Грохнув мольбертом, выскочил из мастерской муж, обхватил ее трясущиеся плечи, сжал. Он сразу все понял, чего уж. Сын был такой. Сюрпризник.
– Тебя посадят в тюрьму, паскуда, дерьмо собачье!!! – орала она исступленно.
– Мамка, спаси меня… – плачущим голосом проговорил он.
Сердце ее оборвалось.
– Где ты?
– Здесь, рядом с воротами базы. Я сказал, что выйду за сигаретами.
Ну, не болван? Она физически ощутила, как разжались, распустились сведенные в судороге внутренности.
– Сынок! – проговорила она негромким командным голосом. Руки ее тряслись. – Успокойся и немедленно вернись на базу… Я выезжаю сию минуту. Я все улажу… Не бойся. Все будет хорошо…
Потом она металась по дому в поисках чистой блузки и не мятой юбки, и муж, чувствуя себя бесполезным (он плохо говорил на иврите и к тому же должен был встретить из школы младшего), – виновато помогал ей застегнуть тесный лифчик.
Потом она умылась, припудрила истерзанное лицо, выпила еще одну таблетку от мигрени и, прихватив сумочку, выбежала из подъезда в адово пекло, жарь и муть, безвоздушное пространство хамсина.
Муж глядел из окна, как она шла через дорогу к остановке автобуса. Ей предстоял долгий и кошмарный путь – с несколькими пересадками и ловлей тремпа под солнцем, на грохочущем грузовиками перекрестке – на военную базу, куда-то под Ашкелон.
Писательнице N. – и надо сказать, известной писательнице, – предстояли сегодня немыслимые унижения…
5
Тель-Авив отличался от Иерусалима куда больше, чем может отличаться просто приморский пальмовый город от хвойного города на горах. Здесь по-другому текло время, иначе двигались люди. Они иначе одевались – будто невидимое око, что вечно держит стражу над Иерусалимом, здесь опускало веко и засыпало, позволяя обитателям побережья жить так, как в Иерусалиме жить просто непозволительно. Оно, до времени, спускало им многое, чего бы не спустило жителю Святого города, вынужденного дышать разреженным воздухом над крутыми холмами.
Иерусалимцы, когда им нужно было съездить по делам в Тель-Авив, говорили: «Сегодня я должен спуститься». Тель-авивцы не представляли, как можно жить в городе, каждую минуту предъявляющем тебе счет к оплате.
Зяме нравились только тель-авивские старухи с их аккуратно подбритыми, седыми волосами на морщинистых шеях, похожих на растрескавшуюся летом глинистую почву – такыр, с их малиновым маникюром на пальцах, с шестизначными лагерными номерами, выколотыми на дряблых руках.
Возвращаясь с работы, Зяма свободно вздыхала лишь тогда, когда автобус въезжал в «Ворота ущелья», откуда начинался подъем в город по Иерусалимскому коридору.
Отсыпалась она обычно в автобусе, на обратном пути в Иерусалим.
Кайф прилипшей за эти несколько лет привычки: вскарабкаться по неудобной угластой лесенке на второй этаж, при этом непременно получив по зубам стволом «узи», свисающим с мясистой задницы какой-нибудь восходящей впереди тебя солдатки.
Второй этаж – мечта идиотки: умоститься в ворсистое кресло у окна и задремать… Уснуть. И видеть сны.
И дремать на всем протяжении пути, блаженно ощущая безопасность дороги.

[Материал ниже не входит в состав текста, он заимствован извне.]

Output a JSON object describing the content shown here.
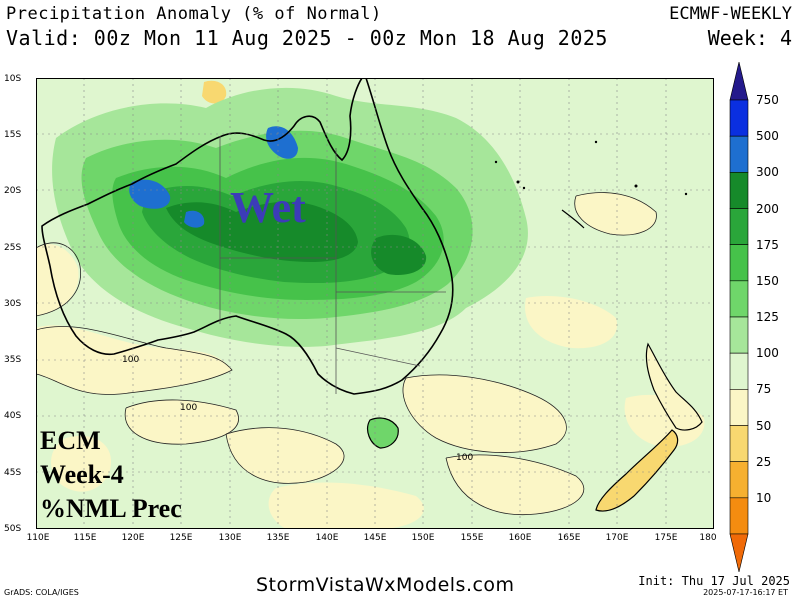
{
  "header": {
    "title": "Precipitation Anomaly (% of Normal)",
    "model": "ECMWF-WEEKLY",
    "valid": "Valid: 00z Mon 11 Aug 2025 - 00z Mon 18 Aug 2025",
    "week": "Week: 4"
  },
  "map": {
    "lat_labels": [
      "10S",
      "15S",
      "20S",
      "25S",
      "30S",
      "35S",
      "40S",
      "45S",
      "50S"
    ],
    "lon_labels": [
      "110E",
      "115E",
      "120E",
      "125E",
      "130E",
      "135E",
      "140E",
      "145E",
      "150E",
      "155E",
      "160E",
      "165E",
      "170E",
      "175E",
      "180"
    ],
    "contour_labels": [
      "100",
      "100",
      "100"
    ],
    "annotation": "Wet",
    "overlay_lines": [
      "ECM",
      "Week-4",
      "%NML Prec"
    ]
  },
  "colorbar": {
    "levels": [
      "750",
      "500",
      "300",
      "200",
      "175",
      "150",
      "125",
      "100",
      "75",
      "50",
      "25",
      "10"
    ],
    "colors": [
      "#241a8c",
      "#0a2fe0",
      "#1e6fd0",
      "#168a2a",
      "#2aa63a",
      "#46c24a",
      "#6fd66a",
      "#a6e69a",
      "#dff6cf",
      "#fbf6c6",
      "#f8d870",
      "#f6b030",
      "#f48c10",
      "#f06a08"
    ]
  },
  "footer": {
    "site": "StormVistaWxModels.com",
    "grads": "GrADS: COLA/IGES",
    "init": "Init: Thu 17 Jul 2025",
    "stamp": "2025-07-17-16:17 ET"
  }
}
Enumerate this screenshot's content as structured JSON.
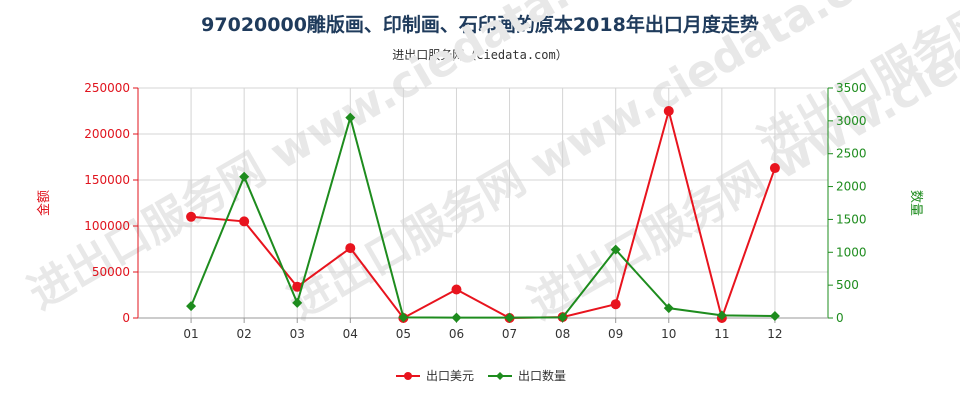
{
  "chart_data": {
    "type": "line",
    "title": "97020000雕版画、印制画、石印画的原本2018年出口月度走势",
    "subtitle": "进出口服务网（ciedata.com）",
    "watermark": "进出口服务网 www.ciedata.com",
    "categories": [
      "01",
      "02",
      "03",
      "04",
      "05",
      "06",
      "07",
      "08",
      "09",
      "10",
      "11",
      "12"
    ],
    "ylabel_left": "金额",
    "ylabel_right": "数量",
    "ylim_left": [
      0,
      250000
    ],
    "ylim_right": [
      0,
      3500
    ],
    "yticks_left": [
      0,
      50000,
      100000,
      150000,
      200000,
      250000
    ],
    "yticks_right": [
      0,
      500,
      1000,
      1500,
      2000,
      2500,
      3000,
      3500
    ],
    "grid": true,
    "legend_position": "bottom",
    "series": [
      {
        "name": "出口美元",
        "axis": "left",
        "color": "#e8141e",
        "marker": "circle",
        "values": [
          110000,
          105000,
          34000,
          76000,
          0,
          31000,
          0,
          1000,
          15000,
          225000,
          0,
          163000
        ]
      },
      {
        "name": "出口数量",
        "axis": "right",
        "color": "#1e8c1e",
        "marker": "diamond",
        "values": [
          180,
          2150,
          230,
          3050,
          10,
          5,
          5,
          10,
          1040,
          150,
          40,
          30
        ]
      }
    ]
  }
}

Впрочем, относительную безопасность. Года за полтора до их приезда на этом шоссе Тель-Авив – Иерусалим, на участке горного серпантина, погибла тьма народу, вот в таком автобусе. Дело обычное: террорист вырвал у водителя руль и направил автобус в пропасть. Ну, и так далее.
И все-таки. Все-таки это вам не разбитая дорога через арабскую деревню Аль-Джиб…
Забавно, что просыпалась она на одном и том же отрезке пути, на вираже, где шоссе подкатывало и бежало несколько сот метров вдоль чудной картинки, местечка Бейт-Зайт: виллы под черепичными крышами карабкаются в лесистую гору, подпирающую Иерусалим.
Она просыпалась, разминала занемевшими руками шею… Минут через десять выскакивала из автобуса в бестолковщину автостанции, битком набитой солдатами, хасидами, нищими, широко шагающими пожилыми монахинями с опрятными лошадиными лицами, белобрысыми скандинавами, у которых со лбов и ушей свисают перевитые цветными нитками косицы. Со статными чернобородыми красавцами – священниками армянской церкви, с давно уже не новыми новыми репатриантами, что-то дотошно выясняющими у девушки в информационном окошке…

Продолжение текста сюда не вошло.